A nova ofensiva da OMS contra o sal
A Organização Mundial da Saúde lançou a segunda edição do pacote técnico SHAKE the salt habit, com o objetivo de ajudar governos a reduzir o consumo populacional de sódio. A mensagem oficial é forte: a ingestão média global de sódio estaria acima do dobro do limite recomendado pela OMS, de 2.000 mg de sódio por dia, equivalente a 5 g de sal, e esse excesso teria contribuído para 1,7 milhão de mortes em 2023. A entidade também afirma que apenas 28% da população mundial vive em países com políticas obrigatórias de redução de sódio.

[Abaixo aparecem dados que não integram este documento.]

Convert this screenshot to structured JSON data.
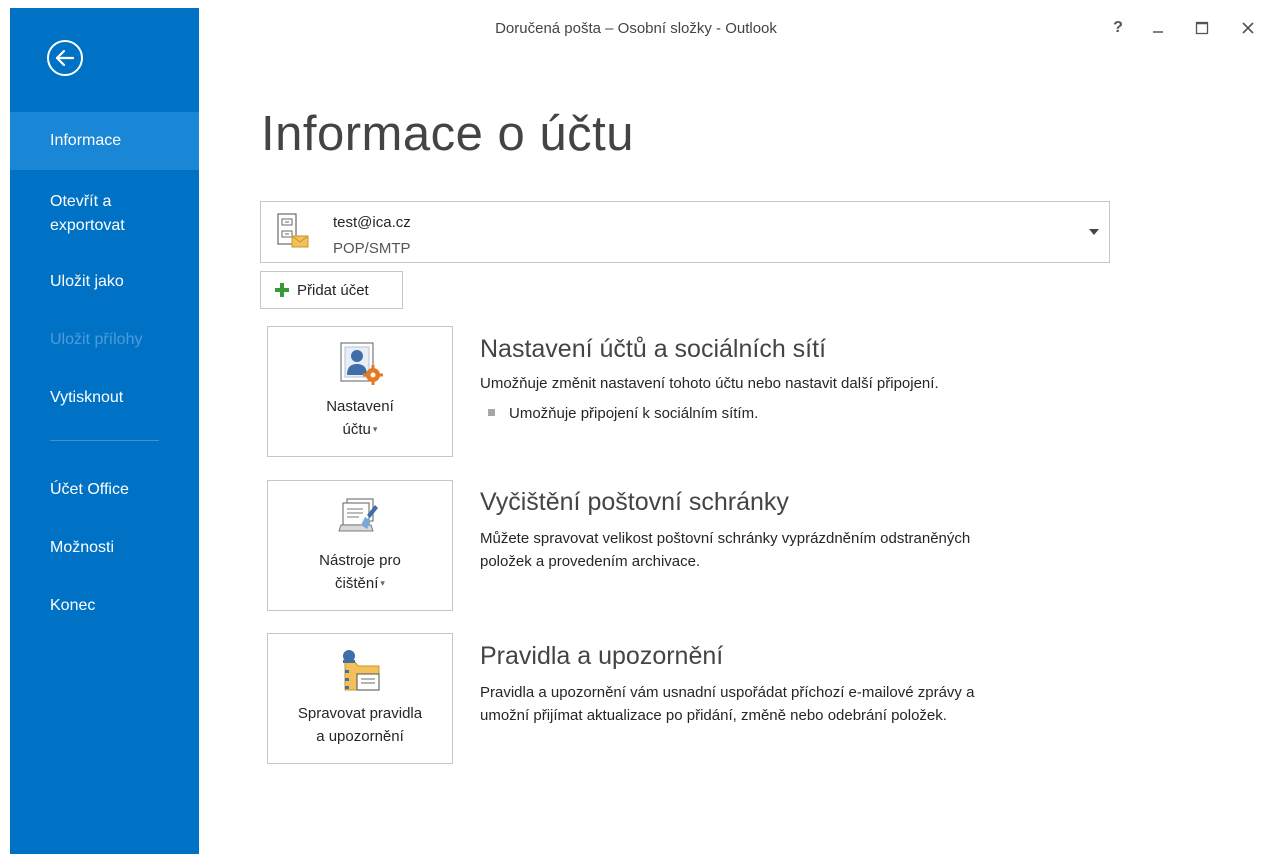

A proposta da OMS não se limita ao conselho clássico de “usar menos sal”. O pacote SHAKE defende uma agenda regulatória mais ampla, com vigilância do consumo, reformulação de alimentos, limites máximos de sódio em produtos embalados, rotulagem frontal, restrição de marketing para crianças, políticas de compras públicas, tributação de alimentos não saudáveis, campanhas de comunicação e substitutos do sal com menor teor de sódio quando apropriado.
Esse enquadramento tem um mérito: ele reconhece que a ingestão de sódio não é apenas uma escolha individual. Em dietas modernas, boa parte do sódio vem de alimentos processados, embalados, refeições prontas e comida de rua. O problema começa quando essa realidade é convertida em uma mensagem populacional de tom alarmista, como se o sal fosse um inimigo universal e como se a menor ingestão possível fosse automaticamente melhor para todos.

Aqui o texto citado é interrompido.